Un bon coup de Gueule

Le coup de gueule du mois

Pendant une quinzaine d’années, Dominique Watrin a publié mensuellement sur ce site une chronique « coup de poing » sur une sujet majeur (ou mineur) inspiré par l’actualité chaude (et quelquefois simultanément glaciale) du mois. Ces textes parfois repris sur les planches pour des cours de seul-en-scène, parfois même étudiés dans les écoles, mêlaient faits de société, vérité pas bonne à dire et mauvaise foi à peine dissimulée, le tout sous une forme courte, choc, mais incroyablement digeste. À lire ou à relire… pour le plaisir ou le déplaisir !

Le jour de la rhubarbe

L’histoire a en permanence des scénarios incompréhensibles. Chaque année, on fête le 1er mai, fête internationale des travailleurs, et jamais, on ne célèbre la veille, le 30 avril, le jour de la rhubarbe dans le calendrier républicain, relent d’une saine époque où les travailleurs empalaient les riches sur des râteaux pour garnir leur living et les guillotinaient sur une estrade, au lieu de défiler, de la Maison du Peuple au chapiteau sur la place, pour les invectiver sur un podium, en mangeant des pains-saucisses, toujours au ketchup, parce que le rouge, c’est la couleur du peuple et du Standard.

En Wallonie, la rhubarbe, c’est avec le lilas, la plante que tout le monde a dans son jardin.
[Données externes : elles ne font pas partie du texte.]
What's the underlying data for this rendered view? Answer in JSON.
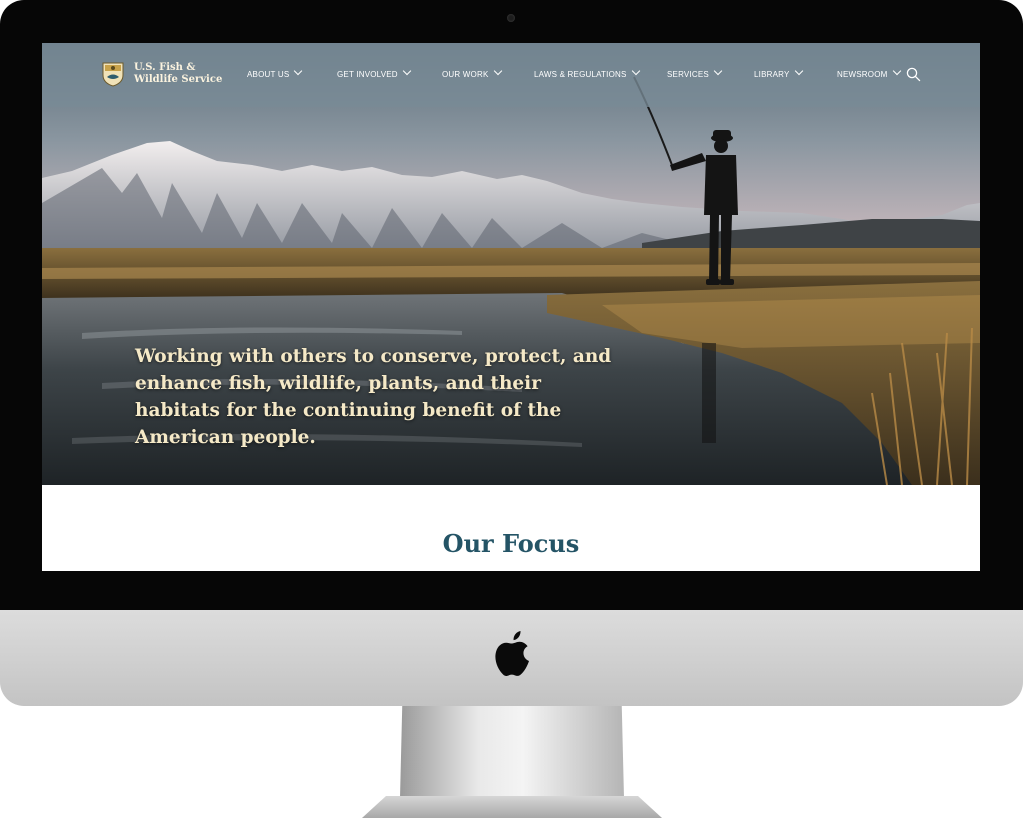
{
  "site": {
    "name_line1": "U.S. Fish &",
    "name_line2": "Wildlife Service"
  },
  "nav": {
    "items": [
      {
        "label": "ABOUT US",
        "has_dropdown": true
      },
      {
        "label": "GET INVOLVED",
        "has_dropdown": true
      },
      {
        "label": "OUR WORK",
        "has_dropdown": true
      },
      {
        "label": "LAWS & REGULATIONS",
        "has_dropdown": true
      },
      {
        "label": "SERVICES",
        "has_dropdown": true
      },
      {
        "label": "LIBRARY",
        "has_dropdown": true
      },
      {
        "label": "NEWSROOM",
        "has_dropdown": true
      }
    ],
    "search_icon": "search-icon"
  },
  "hero": {
    "tagline": "Working with others to conserve, protect, and enhance fish, wildlife, plants, and their habitats for the continuing benefit of the American people."
  },
  "focus": {
    "title": "Our Focus"
  },
  "colors": {
    "nav_bar": "#788a96",
    "brand_text": "#fbf3df",
    "tagline_text": "#f5e9c7",
    "focus_title": "#245466"
  }
}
Pas parce que ça sent bon comme le lilas : parce qu’il y a quatre coins dans un jardin et qu’il il y en a toujours un où il faut cacher un trou dans le grillage ou l’endroit où l’on jette les cendres de son poêle à charbon. Et la rhubarbe, avec ses feuilles grandes comme une plante de pied de Yéti, ça cache bien, même que, dans les bistrots, des hommes se vantent que, s’ils avaient vécu à l’époque d’Adam et Ève, ils s’en seraient servi comme cache-sexe et que ça aurait été tout juste, tout juste.
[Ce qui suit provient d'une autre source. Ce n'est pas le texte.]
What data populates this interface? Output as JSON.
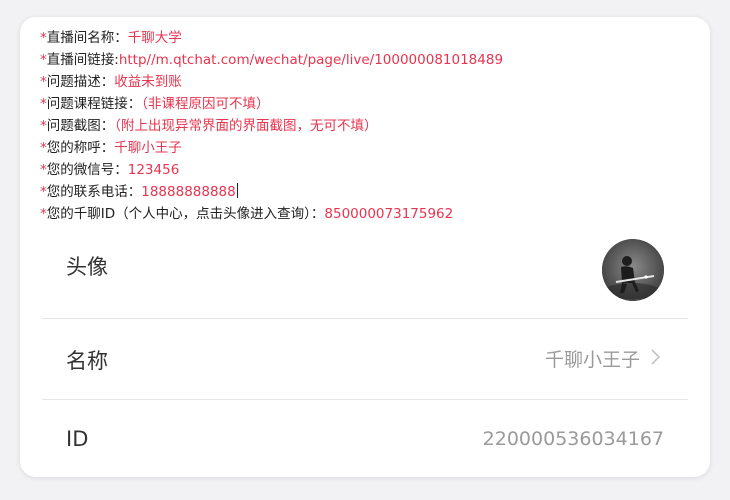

Mais la rhubarbe, c’est aussi une plante comestible. Très sûre, mais comestible. Chez les enfants, ça se mange sur place dans le jardin en cachette, cassé en bâtonnets qu’on suçote face à face, en se regardant fixement dans les yeux, avec des regards de « même que je m’en fous, ça ne me fait rien », alors qu’on a envie de tout recracher tellement ça pique la langue, avant de vitrioler les boyaux jusqu’à la sortie de l’abdomen.

Mais dans la plupart des maisons, la rhubarbe, ça sert surtout à faire des confitures. Chez ma voisine Fernande, c’est sacré. Deux fois par an, juste avant et après l’été, elle sonne à ma porte pour m’offrir aimablement deux magnifiques pots de confiture à la rhubarbe qu’elle conditionne dans des bocaux de haricots blancs, car elle adore les haricots blancs, comme elle dit toujours « Je m’en ferais péter ». Et sa seule parole quand elle m’offre la confiture, c’est : « N’oublie pas de me rendre les bocaux, ce n’est pas facile à trouver. » Sauf que, durant toute la bonne saison, pile-poil sur le coup de 6h35 du matin, Fernande me réveille en agonissant son chien Snoopy d’injures, parce qu’il fait pipi sur la rhubarbe quand elle le fait sortir dans le jardin.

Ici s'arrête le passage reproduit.